Baker only managed five Shield games in the 1999-2000 season while Katich played seven. Both men averaged below 30 and neither could bat long enough to make more than 80.

But while Katich made a full recovery, scoring six centuries and 1145 runs in the 2000-01 Shield season to get himself on the 2001 Ashes tour which began an impressive international career, Baker never played another Shield game, and he only managed a handful of List A matches, state 2nd XI games and some grade cricket thereafter.

"The WACA contracted me for the next year and they were supportive of me trying to work my way back in but obviously it reached a point where I needed to be out on the field and I was just never right," Baker said. "I just kept getting worse and worse and your body just starts to break down.

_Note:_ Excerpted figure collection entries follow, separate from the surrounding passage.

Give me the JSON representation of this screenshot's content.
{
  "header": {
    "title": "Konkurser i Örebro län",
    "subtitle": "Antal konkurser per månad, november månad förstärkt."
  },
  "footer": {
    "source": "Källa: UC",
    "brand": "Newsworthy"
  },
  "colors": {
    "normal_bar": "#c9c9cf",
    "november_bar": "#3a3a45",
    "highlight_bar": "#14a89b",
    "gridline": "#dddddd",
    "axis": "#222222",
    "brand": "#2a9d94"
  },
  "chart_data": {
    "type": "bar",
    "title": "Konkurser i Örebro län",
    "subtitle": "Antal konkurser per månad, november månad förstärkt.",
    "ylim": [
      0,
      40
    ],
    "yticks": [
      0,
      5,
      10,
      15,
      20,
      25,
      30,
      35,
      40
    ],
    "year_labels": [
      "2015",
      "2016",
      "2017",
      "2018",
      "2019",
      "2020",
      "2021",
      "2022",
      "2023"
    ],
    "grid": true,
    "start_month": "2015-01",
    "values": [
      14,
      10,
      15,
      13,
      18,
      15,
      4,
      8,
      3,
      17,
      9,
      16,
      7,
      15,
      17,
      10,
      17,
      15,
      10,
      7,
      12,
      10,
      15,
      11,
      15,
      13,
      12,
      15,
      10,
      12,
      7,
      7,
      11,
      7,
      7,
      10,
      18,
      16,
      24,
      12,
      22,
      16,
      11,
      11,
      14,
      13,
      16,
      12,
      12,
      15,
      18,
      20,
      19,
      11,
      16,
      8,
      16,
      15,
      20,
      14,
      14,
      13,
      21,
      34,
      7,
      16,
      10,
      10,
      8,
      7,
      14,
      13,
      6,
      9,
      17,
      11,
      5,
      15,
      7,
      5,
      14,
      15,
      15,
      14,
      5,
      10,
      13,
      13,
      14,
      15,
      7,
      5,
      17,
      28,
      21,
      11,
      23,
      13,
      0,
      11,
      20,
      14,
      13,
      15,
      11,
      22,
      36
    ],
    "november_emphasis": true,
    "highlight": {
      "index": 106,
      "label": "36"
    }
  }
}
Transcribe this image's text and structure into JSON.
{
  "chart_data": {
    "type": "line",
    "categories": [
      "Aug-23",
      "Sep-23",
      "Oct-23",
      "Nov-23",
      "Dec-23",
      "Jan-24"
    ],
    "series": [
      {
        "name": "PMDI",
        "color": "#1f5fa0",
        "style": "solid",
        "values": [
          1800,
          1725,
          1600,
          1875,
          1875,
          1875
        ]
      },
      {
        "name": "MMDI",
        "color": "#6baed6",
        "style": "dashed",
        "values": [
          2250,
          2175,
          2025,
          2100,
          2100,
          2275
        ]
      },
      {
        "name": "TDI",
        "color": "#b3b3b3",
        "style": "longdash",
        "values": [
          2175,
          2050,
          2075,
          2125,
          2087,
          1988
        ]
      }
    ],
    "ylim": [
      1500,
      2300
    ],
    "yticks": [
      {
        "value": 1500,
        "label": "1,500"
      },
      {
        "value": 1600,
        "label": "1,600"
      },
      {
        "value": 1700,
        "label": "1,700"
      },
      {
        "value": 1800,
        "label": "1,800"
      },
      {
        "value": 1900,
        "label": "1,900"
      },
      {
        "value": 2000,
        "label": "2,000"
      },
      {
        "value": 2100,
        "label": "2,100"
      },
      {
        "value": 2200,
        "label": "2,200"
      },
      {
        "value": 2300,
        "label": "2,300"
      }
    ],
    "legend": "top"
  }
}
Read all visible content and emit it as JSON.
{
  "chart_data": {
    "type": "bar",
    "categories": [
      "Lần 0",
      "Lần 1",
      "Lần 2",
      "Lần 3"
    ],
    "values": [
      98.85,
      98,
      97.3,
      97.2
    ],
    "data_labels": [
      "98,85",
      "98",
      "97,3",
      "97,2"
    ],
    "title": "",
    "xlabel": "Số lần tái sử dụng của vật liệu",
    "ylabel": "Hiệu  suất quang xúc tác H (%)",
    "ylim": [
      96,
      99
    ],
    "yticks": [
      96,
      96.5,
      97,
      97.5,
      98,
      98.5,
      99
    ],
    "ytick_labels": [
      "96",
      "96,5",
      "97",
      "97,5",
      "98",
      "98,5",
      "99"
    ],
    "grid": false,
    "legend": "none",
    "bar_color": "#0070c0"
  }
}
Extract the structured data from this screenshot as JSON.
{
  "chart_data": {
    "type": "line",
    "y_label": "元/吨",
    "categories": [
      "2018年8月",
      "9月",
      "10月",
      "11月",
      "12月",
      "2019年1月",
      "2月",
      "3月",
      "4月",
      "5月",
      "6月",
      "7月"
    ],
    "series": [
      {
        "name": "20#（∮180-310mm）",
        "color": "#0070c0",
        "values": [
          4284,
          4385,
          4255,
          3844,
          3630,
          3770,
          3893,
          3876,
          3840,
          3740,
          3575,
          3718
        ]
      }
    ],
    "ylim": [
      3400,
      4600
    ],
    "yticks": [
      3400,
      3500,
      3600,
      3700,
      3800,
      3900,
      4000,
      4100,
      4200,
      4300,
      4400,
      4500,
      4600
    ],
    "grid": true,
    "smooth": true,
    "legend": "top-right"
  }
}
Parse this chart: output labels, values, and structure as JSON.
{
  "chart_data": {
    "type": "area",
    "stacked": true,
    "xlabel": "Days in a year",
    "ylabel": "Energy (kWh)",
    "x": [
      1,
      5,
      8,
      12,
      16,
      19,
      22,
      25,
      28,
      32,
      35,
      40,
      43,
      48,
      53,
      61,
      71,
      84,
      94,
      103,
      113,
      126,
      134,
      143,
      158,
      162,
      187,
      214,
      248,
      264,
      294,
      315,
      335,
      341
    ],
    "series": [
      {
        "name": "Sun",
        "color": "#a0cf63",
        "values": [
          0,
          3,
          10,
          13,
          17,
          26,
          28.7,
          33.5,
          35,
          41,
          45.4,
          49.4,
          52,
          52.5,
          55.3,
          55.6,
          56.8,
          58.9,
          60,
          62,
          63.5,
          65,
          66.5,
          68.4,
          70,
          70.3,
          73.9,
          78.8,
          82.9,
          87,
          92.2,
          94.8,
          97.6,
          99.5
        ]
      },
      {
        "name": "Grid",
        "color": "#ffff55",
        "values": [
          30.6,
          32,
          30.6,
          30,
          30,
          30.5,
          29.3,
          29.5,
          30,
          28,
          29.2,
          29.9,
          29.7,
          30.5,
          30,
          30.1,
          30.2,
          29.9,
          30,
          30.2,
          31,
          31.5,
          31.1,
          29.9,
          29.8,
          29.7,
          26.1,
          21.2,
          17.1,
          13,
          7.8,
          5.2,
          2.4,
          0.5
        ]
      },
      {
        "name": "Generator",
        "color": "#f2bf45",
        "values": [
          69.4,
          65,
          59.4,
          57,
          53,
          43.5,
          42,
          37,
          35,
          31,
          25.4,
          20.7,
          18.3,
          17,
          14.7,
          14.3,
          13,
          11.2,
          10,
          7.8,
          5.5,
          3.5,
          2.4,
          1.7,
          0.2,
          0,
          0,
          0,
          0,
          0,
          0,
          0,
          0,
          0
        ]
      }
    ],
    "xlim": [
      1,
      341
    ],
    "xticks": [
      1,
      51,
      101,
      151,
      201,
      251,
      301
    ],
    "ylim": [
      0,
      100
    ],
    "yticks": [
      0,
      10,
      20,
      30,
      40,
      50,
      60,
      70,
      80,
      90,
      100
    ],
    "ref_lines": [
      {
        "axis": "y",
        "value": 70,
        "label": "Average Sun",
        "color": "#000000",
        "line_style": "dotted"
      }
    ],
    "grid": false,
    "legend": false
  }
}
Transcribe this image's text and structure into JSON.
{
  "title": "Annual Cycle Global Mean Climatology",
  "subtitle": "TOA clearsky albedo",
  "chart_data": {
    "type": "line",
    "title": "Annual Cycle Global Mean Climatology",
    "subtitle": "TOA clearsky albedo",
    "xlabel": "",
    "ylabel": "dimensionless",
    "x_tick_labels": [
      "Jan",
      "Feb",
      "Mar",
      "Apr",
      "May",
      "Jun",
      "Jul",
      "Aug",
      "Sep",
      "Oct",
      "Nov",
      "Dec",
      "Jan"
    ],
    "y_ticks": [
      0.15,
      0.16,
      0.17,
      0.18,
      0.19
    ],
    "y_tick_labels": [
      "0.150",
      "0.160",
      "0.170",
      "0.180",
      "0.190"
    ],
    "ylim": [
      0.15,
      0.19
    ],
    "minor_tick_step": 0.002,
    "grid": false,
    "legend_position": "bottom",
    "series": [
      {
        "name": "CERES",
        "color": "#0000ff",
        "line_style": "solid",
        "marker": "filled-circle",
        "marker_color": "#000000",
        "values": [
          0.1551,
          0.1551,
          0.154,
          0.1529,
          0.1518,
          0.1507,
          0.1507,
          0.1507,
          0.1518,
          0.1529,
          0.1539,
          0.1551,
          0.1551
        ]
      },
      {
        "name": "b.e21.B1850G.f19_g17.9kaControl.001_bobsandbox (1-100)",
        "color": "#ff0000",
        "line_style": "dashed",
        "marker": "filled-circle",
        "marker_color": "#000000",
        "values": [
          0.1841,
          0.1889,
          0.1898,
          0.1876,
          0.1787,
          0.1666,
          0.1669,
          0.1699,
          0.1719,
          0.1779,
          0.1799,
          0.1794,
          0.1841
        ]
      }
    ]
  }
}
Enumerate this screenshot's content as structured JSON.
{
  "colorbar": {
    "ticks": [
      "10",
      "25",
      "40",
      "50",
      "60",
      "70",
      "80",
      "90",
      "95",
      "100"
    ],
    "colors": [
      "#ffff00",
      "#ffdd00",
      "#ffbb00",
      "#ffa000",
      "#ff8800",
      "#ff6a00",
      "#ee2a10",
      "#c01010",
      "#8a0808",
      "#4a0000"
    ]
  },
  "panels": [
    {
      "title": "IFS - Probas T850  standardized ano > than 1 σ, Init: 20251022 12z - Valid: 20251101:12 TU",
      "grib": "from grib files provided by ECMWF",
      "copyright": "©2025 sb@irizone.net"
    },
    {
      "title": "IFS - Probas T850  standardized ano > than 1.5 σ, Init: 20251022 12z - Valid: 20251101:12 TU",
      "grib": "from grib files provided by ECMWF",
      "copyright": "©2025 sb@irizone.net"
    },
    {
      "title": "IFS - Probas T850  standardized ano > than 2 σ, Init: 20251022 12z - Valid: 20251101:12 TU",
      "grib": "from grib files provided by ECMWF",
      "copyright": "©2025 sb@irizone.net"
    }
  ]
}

I ended up with all sorts of dreadful digestive issues, central nervous system issues, anxiety. I was vomiting before playing a local club match because my body was just freaking out, all stuff that would never have even bothered me the slightest in the past.

"I knew I had to go away and get well and unfortunately that turned out to be a nearly decade-long journey from about my early to mid-20s to my early to mid-30s until I really got my genuine quality of life back."

Whilst Burns' issues are understood not to be close to Baker's extreme version of post viral fatigue syndrome, there are lessons to be learned with the illness.

"There wasn't any single one thing that helped me get better, it was a lot of gradual things along the way that helped me get back together," Baker said. "I obviously don't know exactly where Joe is at, how early they've caught it and how he's travelling right now but if he knows in his own head that he isn't genuinely improving and feeling stronger each day and was putting all sorts of pressure on himself to be ready for the Ashes - then absolutely my advice would be to stop.

"Just give yourself the time, even if it means missing this Ashes. That would be my advice. Life after cricket is long - okay you might miss the Ashes - but you can probably build your way back into the cricket side. But if you push yourself and completely break yourself you might not play much more cricket and you might be pretty crook for a long time."